Current risk-stratification systems for prostate cancer (PCa) do not sufficiently reflect the disease heterogeneity. Genomic classifiers (GC) enable improved risk stratification after surgery, but less data exist for patients treated with definitive radiation therapy (RT) or RT in oligo-/metastatic disease stages. To guide future perspectives of GCs for RT, we conducted (1) a systematic review on the evidence of GCs for patients treated with RT and (2) a survey of experts using the Delphi method, addressing the role of GCs in personalized treatments to identify relevant fields of future clinical and translational research. We performed a systematic review and screened ongoing clinical trials on ClinicalTrials.gov. Based on these results, a multidisciplinary international team of experts received an adapted Delphi method survey. Thirty-one and 30 experts answered round 1 and round 2, respectively. Questions with ≥75% agreement were considered relevant and included in the qualitative synthesis. Evidence for GCs as predictive biomarkers is mainly available to the postoperative RT setting. Validation of GCs as prognostic markers in the definitive RT setting is emerging. Experts used GCs in patients with PCa with extensive metastases (30%), in postoperative settings (27%), and in newly diagnosed PCa (23%). Forty-seven percent of experts do not currently use GCs in clinical practice. Expert consensus demonstrates that GCs are promising tools to improve risk-stratification in primary and oligo-/metastatic patients in addition to existing classifications. Experts were convinced that GCs might guide treatment decisions in terms of RT-field definition and intensification/deintensification in various disease stages. This work confirms the value of GCs and the promising evidence of GC utility in the setting of RT. Additional studies of GCs as prognostic biomarkers are anticipated and form the basis for future studies addressing predictive capabilities of GCs to optimize RT and systemic therapy. The expert consensus points out future directions for GC research in the management of PCa.

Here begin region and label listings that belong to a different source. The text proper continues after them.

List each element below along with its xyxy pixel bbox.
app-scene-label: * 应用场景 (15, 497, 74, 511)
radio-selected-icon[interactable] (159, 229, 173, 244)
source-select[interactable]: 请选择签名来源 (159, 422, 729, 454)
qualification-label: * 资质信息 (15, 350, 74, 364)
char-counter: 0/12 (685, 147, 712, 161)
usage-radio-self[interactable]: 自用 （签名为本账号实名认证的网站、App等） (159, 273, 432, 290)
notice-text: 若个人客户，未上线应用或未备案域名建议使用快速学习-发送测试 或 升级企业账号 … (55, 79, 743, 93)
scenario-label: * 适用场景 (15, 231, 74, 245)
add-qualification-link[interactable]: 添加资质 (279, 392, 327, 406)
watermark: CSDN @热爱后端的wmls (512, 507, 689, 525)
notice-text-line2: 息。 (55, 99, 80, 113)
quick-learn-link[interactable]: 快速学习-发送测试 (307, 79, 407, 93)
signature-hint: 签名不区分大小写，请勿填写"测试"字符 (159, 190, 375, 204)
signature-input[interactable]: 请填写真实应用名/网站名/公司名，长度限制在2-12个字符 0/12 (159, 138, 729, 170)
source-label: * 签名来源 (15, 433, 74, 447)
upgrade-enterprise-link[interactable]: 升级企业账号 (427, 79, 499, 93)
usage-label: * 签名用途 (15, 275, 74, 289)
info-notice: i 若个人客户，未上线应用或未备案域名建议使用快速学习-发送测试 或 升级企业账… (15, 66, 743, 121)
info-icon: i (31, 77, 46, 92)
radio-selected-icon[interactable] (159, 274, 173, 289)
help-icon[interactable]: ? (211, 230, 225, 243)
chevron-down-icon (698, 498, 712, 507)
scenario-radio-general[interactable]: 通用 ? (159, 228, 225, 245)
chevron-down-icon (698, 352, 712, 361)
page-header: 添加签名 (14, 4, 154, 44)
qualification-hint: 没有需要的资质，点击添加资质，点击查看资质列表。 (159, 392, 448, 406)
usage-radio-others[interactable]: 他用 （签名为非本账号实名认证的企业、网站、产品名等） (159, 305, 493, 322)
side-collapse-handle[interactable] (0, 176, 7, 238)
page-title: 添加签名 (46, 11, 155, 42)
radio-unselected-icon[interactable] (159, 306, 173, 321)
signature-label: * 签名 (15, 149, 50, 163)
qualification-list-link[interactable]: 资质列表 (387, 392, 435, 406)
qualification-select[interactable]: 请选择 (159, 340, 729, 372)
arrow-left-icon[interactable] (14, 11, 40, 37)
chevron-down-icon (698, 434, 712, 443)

目前用于前列腺癌(PCa)的风险分层系统并不能充分反映疾病的异质性。基因组分类器(GC)能够在手术后实现更好的风险分层,但在接受确定性放射治疗(RT)或寡转移/转移性疾病阶段 RT 的患者中,相关数据较少。为了指导 GC 用于 RT 的未来前景,我们进行了(1)系统回顾 GC 用于接受 RT 治疗的患者的证据,(2)使用 Delphi 方法对专家进行调查,以确定 GC 在个性化治疗中的作用,以确定未来临床和转化研究的相关领域。我们在 ClinicalTrials.gov 上进行了系统回顾和筛选正在进行的临床试验。基于这些结果,一个由多学科国际专家组成的团队收到了一份经过调整的 Delphi 方法调查。分别有 31 名和 30 名专家回答了第一轮和第二轮调查。得到≥75%的专家同意的问题被认为是相关的,并纳入了定性综合分析。GC 作为预测生物标志物的证据主要在术后 RT 环境中可用。GC 作为确定性 RT 环境中预后标志物的验证正在出现。专家在广泛转移的 PCa 患者(30%)、术后环境(27%)和新诊断的 PCa 患者(23%)中使用 GC。47%的专家目前不在临床实践中使用 GC。专家共识表明,GC 是一种有前途的工具,可以在现有分类的基础上,改善原发性和寡转移/转移性患者的风险分层。专家们确信,GC 可以指导 RT 领域定义和强化/减量化治疗决策,在各种疾病阶段。这项工作证实了 GC 的价值和 GC 在 RT 环境中应用的有前途的证据。预计将对 GC 作为预后生物标志物的研究进行更多研究,并为未来研究 GC 预测能力以优化 RT 和系统治疗奠定基础。专家共识指出了 GC 研究在 PCa 管理中的未来方向。